AVC: Or you can make the jokes, but you have to know that there are consequences to the jokes.

MM: There’s always a cause and effect. And that sucks.

I mean, I am guilty as charged in the same way. I made a record called Antichrist Superstar and I’ve had so many death threats that I’ve lost count. But I wasn’t trying to make fun of anybody in particular. I was just making fun of the fact that I think that religious people aren’t technically certain of what they believe in. They are almost similar to people who believe in politics, they’re almost similar to people who think they know rock musicians, because they listen to the music.

The idea of God, what is it? People worship different idols. They do whatever. And if you look at the Bible, and this is an example, because I had to look at it every fucking day until 10th grade, and memorize it until I got kicked out of Christian school for putting a dildo in the Bible teacher’s desk, which I took from my grandfather’s perverted basement. We don’t even need to go down that trail, but the point being that the Bible has got everything you need to make any horror film. It’s got zombies, it’s got the devil, it’s got Lucifer. It doesn’t have the Antichrist.

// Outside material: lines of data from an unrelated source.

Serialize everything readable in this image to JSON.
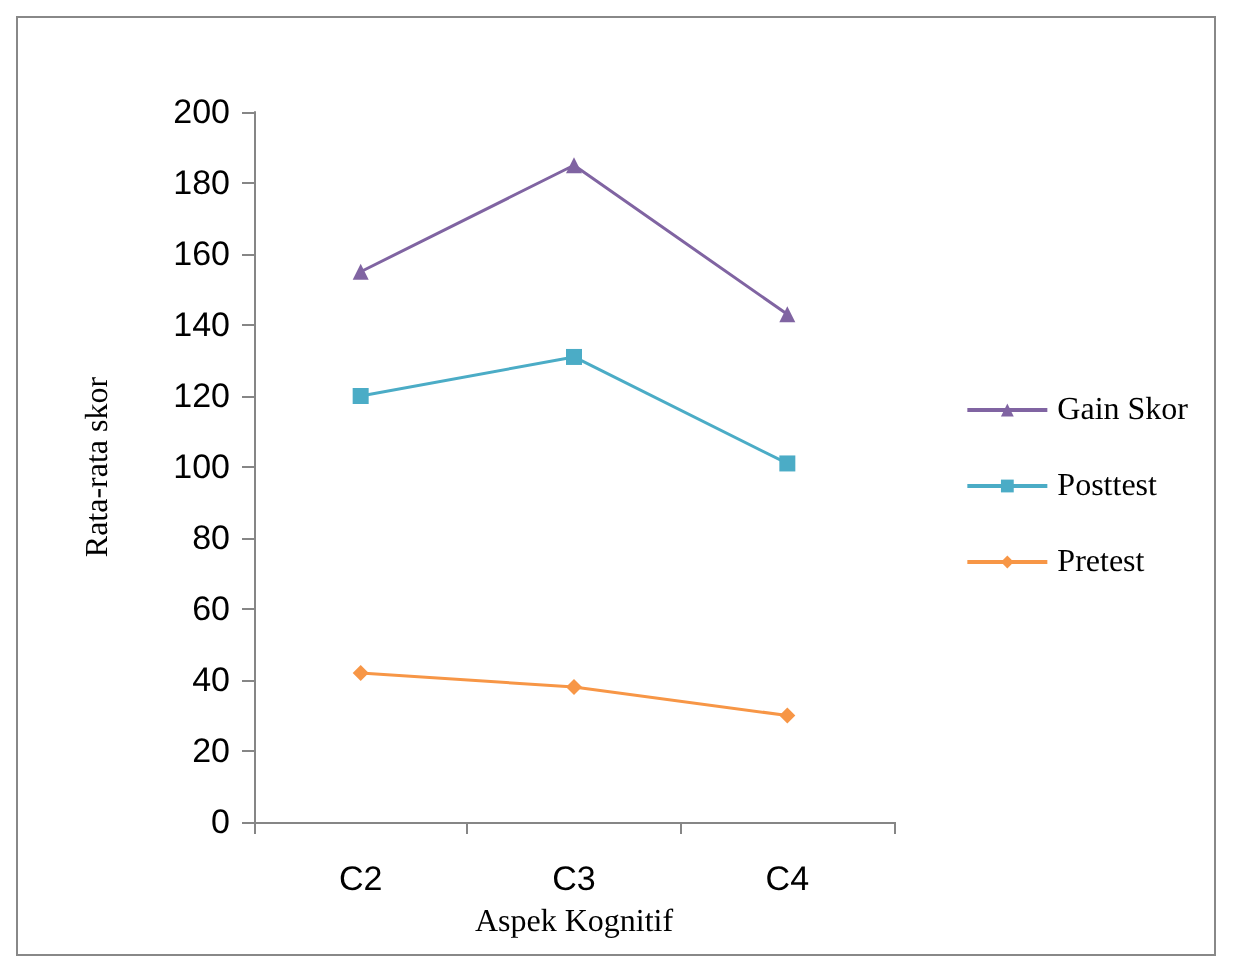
{
  "chart_data": {
    "type": "line",
    "xlabel": "Aspek Kognitif",
    "ylabel": "Rata-rata skor",
    "categories": [
      "C2",
      "C3",
      "C4"
    ],
    "series": [
      {
        "name": "Gain Skor",
        "color": "#8064a2",
        "marker": "triangle",
        "values": [
          155,
          185,
          143
        ]
      },
      {
        "name": "Posttest",
        "color": "#4bacc6",
        "marker": "square",
        "values": [
          120,
          131,
          101
        ]
      },
      {
        "name": "Pretest",
        "color": "#f79646",
        "marker": "diamond",
        "values": [
          42,
          38,
          30
        ]
      }
    ],
    "ylim": [
      0,
      200
    ],
    "yticks": [
      0,
      20,
      40,
      60,
      80,
      100,
      120,
      140,
      160,
      180,
      200
    ],
    "grid": false,
    "legend": "right"
  }
}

See, the whole thing is people don’t read the Bible properly at all. At no point is there an Antichrist. At no point is there Satan as a character, and it’s the same with Lucifer. Lucifer was a fallen angel and the bringer of light. Basically what America was based off of, if you want to believe in the Illuminati and the fact that a bunch of guys came over to this “empty” country and killed a bunch of Injuns, as they called them—I’m part Indian, feathers not dots. They just wrote a piece of paper and said, “This is going to be the gig.” And it started a country. And it’s funny to think that’s how our country started. A bunch of guys signed a piece of paper and that’s our country. And rappers are “all about the Benjamins,” and Benjamin Franklin legalized slavery. It doesn’t make any sense.

And believe me, I did not pay attention in history. I’m surprised I even graduated, because I didn’t show up. When I got kicked out of Christian school and went to public school, I never went to class. I played drums in marching band, which was not cool. When you think about it, it should have been cool. But it was not. And I ended up playing the triangle, which is probably the most effeminate instrument you can play when you’re the kid that came from Christian school and goes to public school. So I got my share of ass beatings. Not cyber bullying—I got it kicked the old-fashioned way, in person.

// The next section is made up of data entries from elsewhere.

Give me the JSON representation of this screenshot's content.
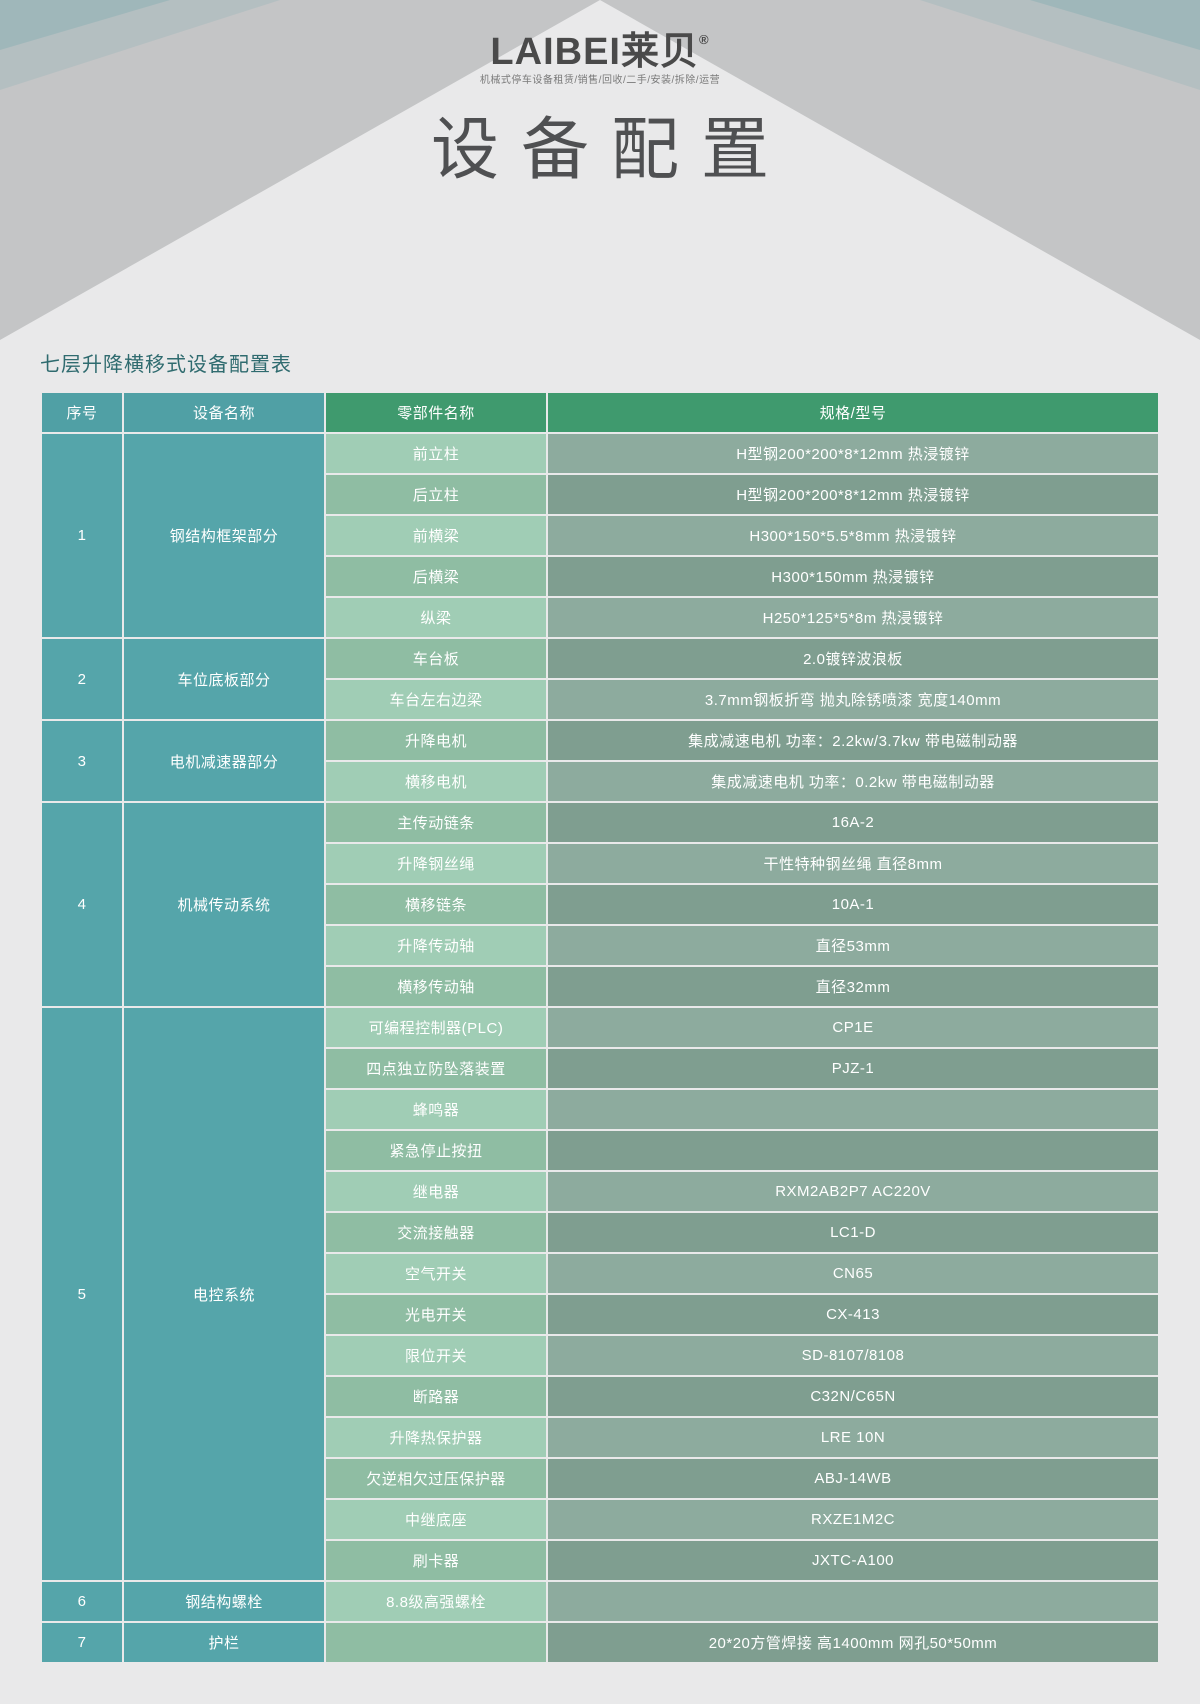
{
  "header": {
    "logo_main": "LAIBEI莱贝",
    "logo_reg": "®",
    "logo_sub": "机械式停车设备租赁/销售/回收/二手/安装/拆除/运营",
    "main_title": "设备配置"
  },
  "table": {
    "title": "七层升降横移式设备配置表",
    "columns": [
      "序号",
      "设备名称",
      "零部件名称",
      "规格/型号"
    ],
    "col_widths": [
      "80px",
      "200px",
      "220px",
      "auto"
    ],
    "header_colors": [
      "#50a0a5",
      "#50a0a5",
      "#3f9a6e",
      "#3f9a6e"
    ],
    "col12_color": "#55a5aa",
    "col3_colors": [
      "#a0cdb5",
      "#8fbda3"
    ],
    "col4_colors": [
      "#8dab9e",
      "#7f9e90"
    ],
    "groups": [
      {
        "num": "1",
        "name": "钢结构框架部分",
        "rows": [
          {
            "c3": "前立柱",
            "c4": "H型钢200*200*8*12mm 热浸镀锌"
          },
          {
            "c3": "后立柱",
            "c4": "H型钢200*200*8*12mm  热浸镀锌"
          },
          {
            "c3": "前横梁",
            "c4": "H300*150*5.5*8mm  热浸镀锌"
          },
          {
            "c3": "后横梁",
            "c4": "H300*150mm  热浸镀锌"
          },
          {
            "c3": "纵梁",
            "c4": "H250*125*5*8m  热浸镀锌"
          }
        ]
      },
      {
        "num": "2",
        "name": "车位底板部分",
        "rows": [
          {
            "c3": "车台板",
            "c4": "2.0镀锌波浪板"
          },
          {
            "c3": "车台左右边梁",
            "c4": "3.7mm钢板折弯  抛丸除锈喷漆  宽度140mm"
          }
        ]
      },
      {
        "num": "3",
        "name": "电机减速器部分",
        "rows": [
          {
            "c3": "升降电机",
            "c4": "集成减速电机  功率：2.2kw/3.7kw  带电磁制动器"
          },
          {
            "c3": "横移电机",
            "c4": "集成减速电机  功率：0.2kw  带电磁制动器"
          }
        ]
      },
      {
        "num": "4",
        "name": "机械传动系统",
        "rows": [
          {
            "c3": "主传动链条",
            "c4": "16A-2"
          },
          {
            "c3": "升降钢丝绳",
            "c4": "干性特种钢丝绳  直径8mm"
          },
          {
            "c3": "横移链条",
            "c4": "10A-1"
          },
          {
            "c3": "升降传动轴",
            "c4": "直径53mm"
          },
          {
            "c3": "横移传动轴",
            "c4": "直径32mm"
          }
        ]
      },
      {
        "num": "5",
        "name": "电控系统",
        "rows": [
          {
            "c3": "可编程控制器(PLC)",
            "c4": "CP1E"
          },
          {
            "c3": "四点独立防坠落装置",
            "c4": "PJZ-1"
          },
          {
            "c3": "蜂鸣器",
            "c4": ""
          },
          {
            "c3": "紧急停止按扭",
            "c4": ""
          },
          {
            "c3": "继电器",
            "c4": "RXM2AB2P7   AC220V"
          },
          {
            "c3": "交流接触器",
            "c4": "LC1-D"
          },
          {
            "c3": "空气开关",
            "c4": "CN65"
          },
          {
            "c3": "光电开关",
            "c4": "CX-413"
          },
          {
            "c3": "限位开关",
            "c4": "SD-8107/8108"
          },
          {
            "c3": "断路器",
            "c4": "C32N/C65N"
          },
          {
            "c3": "升降热保护器",
            "c4": "LRE 10N"
          },
          {
            "c3": "欠逆相欠过压保护器",
            "c4": "ABJ-14WB"
          },
          {
            "c3": "中继底座",
            "c4": "RXZE1M2C"
          },
          {
            "c3": "刷卡器",
            "c4": "JXTC-A100"
          }
        ]
      },
      {
        "num": "6",
        "name": "钢结构螺栓",
        "rows": [
          {
            "c3": "8.8级高强螺栓",
            "c4": ""
          }
        ]
      },
      {
        "num": "7",
        "name": "护栏",
        "rows": [
          {
            "c3": "",
            "c4": "20*20方管焊接  高1400mm  网孔50*50mm"
          }
        ]
      }
    ]
  }
}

AVC: I’m just surprised that there are things you wouldn’t say or people you wouldn’t insult.

MM: What do you mean?


AVC: You said you wouldn’t do what Charlie Hebdo did, for instance.

MM: Oh, no, no, no. I mean, just out of pragmatism and common sense. If I really had a hard-on or a desire to piss someone off because I felt that there was a reason to do it, I would do it. And I have done it. I did not naively go into the world of rock ’n’ roll, making a record called Antichrist Superstar not expecting to be pissing off a lot of people. But I didn’t know how literal they would take it, and how angry that they would be, completely going against the very simple rules of the Bible by making death threats to me. That really proved my point. And that’s why I was willing to fucking go completely, directly into the fire with the whole thing, just to prove my point. Maybe it was because I really disliked my childhood, growing up in Christian school. My parents weren’t even religious. They just sent me there for a better education, I suppose. And look how that turned out. There aren’t things I wouldn’t say. I would say anything. There’s no word that anyone could call me that would upset me, except a failure, and I just prove them wrong instead of getting mad at them.


AVC: That’s why you have that gold switchblade.

MM: No, no, that’s not proving them wrong. If they say I’m not good enough, it’s the same reason why I made this record. I felt that I had to look myself in the mirror and say that I don’t think I’m as good as I should be, so I’m going to change that. And so this is my delivery. This is my payback to the devil that I sold my soul to in the beginning. With interest.